Pare che il nome di Colà, frazione del comune veronese di Lazise, derivi da quello del pagus Claudiensium, ossia del villaggio abitato dagli appartenenti alla gens Claudia. Non ho sufficienti conoscenze storiche per sostenere la legittimità o il torto di una tale ipotesi. C’è peraltro chi sostiene che Colà sia stato uno dei primi nuclei della propagazione della viticoltura del Garda e qualora l’origine dal villaggio dei Claudi fosse veritiera, la tesi sarebbe sostenibile, giacché fu nell’epoca imperiale che i romani antichi, conquistata la Gallia Cisalpina, nella quale ricadeva il lago, vi diffusero la viticoltura e l’uso del torchio da vino.
Riporta nell’etichetta il nome del Pagus Claudiensium un vino bianco dell’igt Veneto prodotto da Damiano e Daniele Bergamini nella loro cantina di Colà. (Per inciso, Damiano, enologo, è oggi anche sindaco del Comune di Lazise.) Si tratta di un vino del tutto atipico rispetto agli altri che si producono in questo pezzo di terra al confine, sovrapposto, delle denominazioni del Bardolino e del Custoza. Infatti, non ha quell’impronta salina spiccatissima che accomuna entrambe le menzioni geografiche. È invece un bianco che in un bicchiere nero, nel quale non si veda il colore, potresti dire rosso, per quel suo carattere austero e quasi tannico. Dunque, un’anomalia, che ha forse origine non già nell’epoca romana, bensì in quella veneziana. Infatti, fra l’inizio del Quattrocento e l’arrivo di Napoleone, sul finire del Settecento, Lazise, come tutto il Garda, fu possesso della Serenissima Repubblica di Venezia, che vi portò il culto di san Marco, le gondole da pesca, le barche da regata chiamate bisse e altre consuetudini. Forse vi trasferì anche un vitigno che oggi è presente con il medesimo nome solo nella laguna veneziana e nei dintorni di Colà: si chiama dorona. Dico “forse” perché, in assenza di studi storici dettagliati e precisi, tutto è opinabile, e dunque potrebbe essere vero il contrario, ossia che la dorona sia partita dal Garda e abbia raggiunto Venezia, oppure che si tratti di uve diverse cui venne dato un medesimo nome. Mistero.

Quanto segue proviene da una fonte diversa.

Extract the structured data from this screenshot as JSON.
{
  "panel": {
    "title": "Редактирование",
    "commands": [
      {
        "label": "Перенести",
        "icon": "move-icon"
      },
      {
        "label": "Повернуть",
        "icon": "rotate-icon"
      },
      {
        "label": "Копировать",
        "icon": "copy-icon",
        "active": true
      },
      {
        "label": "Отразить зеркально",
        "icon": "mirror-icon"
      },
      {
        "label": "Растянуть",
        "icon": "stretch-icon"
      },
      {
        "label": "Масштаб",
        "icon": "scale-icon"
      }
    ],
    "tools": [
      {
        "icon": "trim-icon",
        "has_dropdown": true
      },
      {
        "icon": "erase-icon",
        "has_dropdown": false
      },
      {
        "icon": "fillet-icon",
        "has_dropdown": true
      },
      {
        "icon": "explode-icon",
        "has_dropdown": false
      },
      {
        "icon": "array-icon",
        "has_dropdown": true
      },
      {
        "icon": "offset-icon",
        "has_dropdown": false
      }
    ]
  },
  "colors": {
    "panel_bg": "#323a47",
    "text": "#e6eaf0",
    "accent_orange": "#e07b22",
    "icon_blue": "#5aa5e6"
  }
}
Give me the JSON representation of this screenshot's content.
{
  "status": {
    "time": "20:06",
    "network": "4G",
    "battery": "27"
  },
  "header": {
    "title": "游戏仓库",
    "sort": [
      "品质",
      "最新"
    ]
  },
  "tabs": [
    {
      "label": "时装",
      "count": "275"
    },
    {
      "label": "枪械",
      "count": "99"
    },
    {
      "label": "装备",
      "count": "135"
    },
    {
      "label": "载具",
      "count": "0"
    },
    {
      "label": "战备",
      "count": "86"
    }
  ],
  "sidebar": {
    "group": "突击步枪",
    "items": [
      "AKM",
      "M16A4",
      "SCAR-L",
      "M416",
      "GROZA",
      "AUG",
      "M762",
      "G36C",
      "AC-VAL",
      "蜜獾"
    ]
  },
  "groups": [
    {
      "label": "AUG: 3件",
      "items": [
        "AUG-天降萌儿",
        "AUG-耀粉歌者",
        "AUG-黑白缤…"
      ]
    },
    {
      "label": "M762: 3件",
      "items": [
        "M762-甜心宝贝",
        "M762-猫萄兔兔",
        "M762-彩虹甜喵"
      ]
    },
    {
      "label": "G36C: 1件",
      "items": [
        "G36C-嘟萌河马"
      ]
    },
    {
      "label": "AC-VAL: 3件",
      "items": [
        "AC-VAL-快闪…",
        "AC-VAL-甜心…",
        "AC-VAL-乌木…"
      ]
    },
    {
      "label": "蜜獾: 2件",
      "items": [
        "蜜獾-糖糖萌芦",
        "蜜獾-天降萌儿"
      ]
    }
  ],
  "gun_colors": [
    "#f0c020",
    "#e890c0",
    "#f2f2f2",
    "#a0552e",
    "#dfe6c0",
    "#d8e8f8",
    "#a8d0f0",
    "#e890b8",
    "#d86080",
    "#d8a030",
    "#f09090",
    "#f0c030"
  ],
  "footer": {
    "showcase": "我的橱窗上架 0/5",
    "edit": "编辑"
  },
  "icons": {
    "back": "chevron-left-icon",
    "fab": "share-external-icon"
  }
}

Io dico che questo bianco, fatto tutto e solo con le poche vigne di dorona che ancora sono coltivate dai Bergamini, va bevuto e gustato con il palato e con l’intelligenza, perché racconta di un gusto a lungo reietto e oggi tornato d’attualità con l’avvento dei cosiddetti orange wine. Infatti – al di là della doratura leggera del colore, derivante appunto dai tempi di contatto del mosto con le bucce dorate dell’uva – questo vino evoca dei sentori macerativi di buccia di mela renetta e di pera abate stramatura, cui s’interseca, con costanza, la memoria della pasta frolla (ma affatto dolce) e dei fiori essiccati della camomilla, sino al finale che vira sottilmente verso la mandorla. Secchissimo e gastronomico, rinnova tempi e sapori lontani, e rappresenta pertanto, di per sé, un’operazione di valore per il ripristino di antiche culture materiali; per di più, lo fa con ottima gradevolezza. Le bottiglie, ovviamente, sono pochissime.